E, di fronte ad alcune fenomenologie che interessano il mondo giovanile, l'osservatore ritrova quasi una curva normale di distribuzione, una «campana» che vede cioè i suoi estremi ricoprire parti poco consistenti del collettivo e la sua parte centrale raccogliere la maggioranza degli individui.
Sui due estremi si collocano da un lato i giovani che vivono problemi di emarginazione, devianza e anomia sociale (tossicodipendenza, alcolismo, eccessi notturni nelle discoteche o violenza negli stadi) e, dall'altro, le punte avanzate di una nuova visione dell'impegno sociale (l'associazionismo, il volontariato, i gruppi studenteschi). Al centro rimane una grande massa indistinta che ha perso visibilità e connotazioni precise.
Nel riferimento alla caduta del conflitto verticale tra le generazioni, di fondamentale importanza è includere nella riflessione generale anche il ruolo della categoria dei genitori in qualità di referenti di un confronto-scontro che ha perso le sue capacità individuanti per i giovani. Solamente un'analisi che si articoli su tutti questi nodi della problematica (le punte estreme, positive e negative, della condizione giovanile, la maggioranza indifferenziata e le figure genitoriali) e sulle relazioni tra loro può fornire le basi per una riflessione sul rapporto tra politiche di welfare, famiglia e giovani.
La sofferenza
La drammaticità dei fenomeni legati alla tossicodipendenza e alle altre forme di devianza giovanile (violenza, alcol, ecc.) è chiaro segnale di sofferenza e di malessere, tentativo di uscire da situazioni anomiche ricercando nell'e- brezza narcotica un'individualità che non riesce ad estrinsecarsi nei canali della vita quotidiana.
Accanto a situazioni in cui il movente principale della ricerca di uno stato alterato di coscienza origina da situazioni conclamate di sofferenza, i segnali che provengono dal mondo giovanile fanno intravedere una zona meno chiara di motivazioni, un insieme di concause che vanno dalla piattezza della vita quotidiana, alla noia, alla mancanza di senso o alla necessità di ritrovare identità tramite riti di gruppo.

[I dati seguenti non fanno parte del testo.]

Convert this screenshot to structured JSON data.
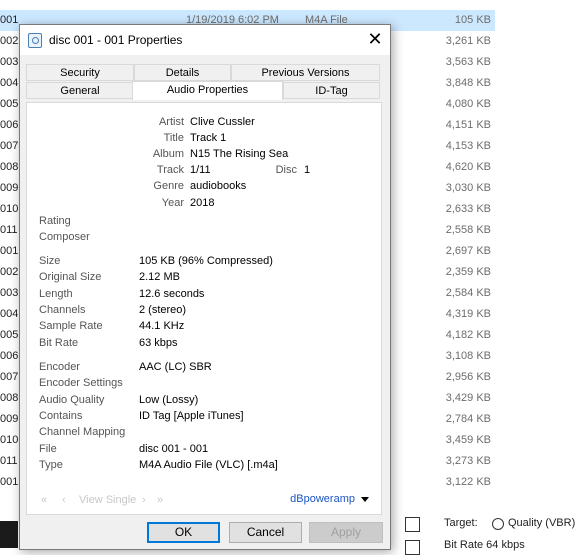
{
  "background": {
    "rows": [
      {
        "num": "001",
        "date": "1/19/2019 6:02 PM",
        "type": "M4A File",
        "size": "105 KB",
        "selected": true
      },
      {
        "num": "002",
        "size": "3,261 KB"
      },
      {
        "num": "003",
        "size": "3,563 KB"
      },
      {
        "num": "004",
        "size": "3,848 KB"
      },
      {
        "num": "005",
        "size": "4,080 KB"
      },
      {
        "num": "006",
        "size": "4,151 KB"
      },
      {
        "num": "007",
        "size": "4,153 KB"
      },
      {
        "num": "008",
        "size": "4,620 KB"
      },
      {
        "num": "009",
        "size": "3,030 KB"
      },
      {
        "num": "010",
        "size": "2,633 KB"
      },
      {
        "num": "011",
        "size": "2,558 KB"
      },
      {
        "num": "001",
        "size": "2,697 KB"
      },
      {
        "num": "002",
        "size": "2,359 KB"
      },
      {
        "num": "003",
        "size": "2,584 KB"
      },
      {
        "num": "004",
        "size": "4,319 KB"
      },
      {
        "num": "005",
        "size": "4,182 KB"
      },
      {
        "num": "006",
        "size": "3,108 KB"
      },
      {
        "num": "007",
        "size": "2,956 KB"
      },
      {
        "num": "008",
        "size": "3,429 KB"
      },
      {
        "num": "009",
        "size": "2,784 KB"
      },
      {
        "num": "010",
        "size": "3,459 KB"
      },
      {
        "num": "011",
        "size": "3,273 KB"
      },
      {
        "num": "001",
        "size": "3,122 KB"
      }
    ],
    "target_label": "Target:",
    "quality_label": "Quality (VBR)",
    "bitrate_label": "Bit Rate 64 kbps"
  },
  "dialog": {
    "title": "disc 001 - 001 Properties",
    "close_glyph": "✕",
    "tabs_row1": [
      "Security",
      "Details",
      "Previous Versions"
    ],
    "tabs_row2": [
      "General",
      "Audio Properties",
      "ID-Tag"
    ],
    "active_tab": "Audio Properties",
    "tag": {
      "artist_label": "Artist",
      "artist": "Clive Cussler",
      "title_label": "Title",
      "title": "Track 1",
      "album_label": "Album",
      "album": "N15 The Rising Sea",
      "track_label": "Track",
      "track": "1/11",
      "disc_label": "Disc",
      "disc": "1",
      "genre_label": "Genre",
      "genre": "audiobooks",
      "year_label": "Year",
      "year": "2018"
    },
    "rating_label": "Rating",
    "composer_label": "Composer",
    "props": [
      {
        "label": "Size",
        "value": "105 KB  (96% Compressed)"
      },
      {
        "label": "Original Size",
        "value": "2.12 MB"
      },
      {
        "label": "Length",
        "value": "12.6 seconds"
      },
      {
        "label": "Channels",
        "value": "2  (stereo)"
      },
      {
        "label": "Sample Rate",
        "value": "44.1 KHz"
      },
      {
        "label": "Bit Rate",
        "value": "63 kbps"
      }
    ],
    "encoder": [
      {
        "label": "Encoder",
        "value": "AAC (LC) SBR"
      },
      {
        "label": "Encoder Settings",
        "value": ""
      },
      {
        "label": "Audio Quality",
        "value": "Low  (Lossy)"
      },
      {
        "label": "Contains",
        "value": "ID Tag [Apple iTunes]"
      },
      {
        "label": "Channel Mapping",
        "value": ""
      },
      {
        "label": "File",
        "value": "disc 001 - 001"
      },
      {
        "label": "Type",
        "value": "M4A Audio File (VLC)    [.m4a]"
      }
    ],
    "nav_first": "«",
    "nav_prev": "‹",
    "nav_view": "View Single",
    "nav_next": "›",
    "nav_last": "»",
    "dbpoweramp_label": "dBpoweramp",
    "buttons": {
      "ok": "OK",
      "cancel": "Cancel",
      "apply": "Apply"
    }
  }
}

In questa area di disagio nascosto si rileva un appiattimento sulla vita quotidiana, un'incapacità di progettare il nuovo e un bisogno di socializzazione che non riesce a concretizzarsi in attività ed ambiti propri dell'impegno sociale ed individuale.
Tali situazioni non si collegano più, esclusivamente, a fenomeni di emarginazione sociale: rimane indubbiamente una quota di disperazione legata alle sfavorevoli condizioni sociali di esistenza ma, al tempo stesso, la ricerca di identità (o la fuga da essa) perseguita tramite l'alterazione della coscienza è ormai un fenomeno che interessa anche giovani benestanti, attestando l'esistenza di un rischio da benessere che può coinvolgere in fenomeni di devianza persone economicamente e culturalmente non svantaggiate. Le motivazioni che portano all'assunzione di sostanze stupefacenti si diversificano e, accanto alle grosse tematiche legate ai probemi della sfera esistenziale, sociale e relazionale, compaiono anche fattori legati alla casualità, alla curiosità o semplicemente all'effetto imitativo riferito al gruppo amicale (cf Tabella).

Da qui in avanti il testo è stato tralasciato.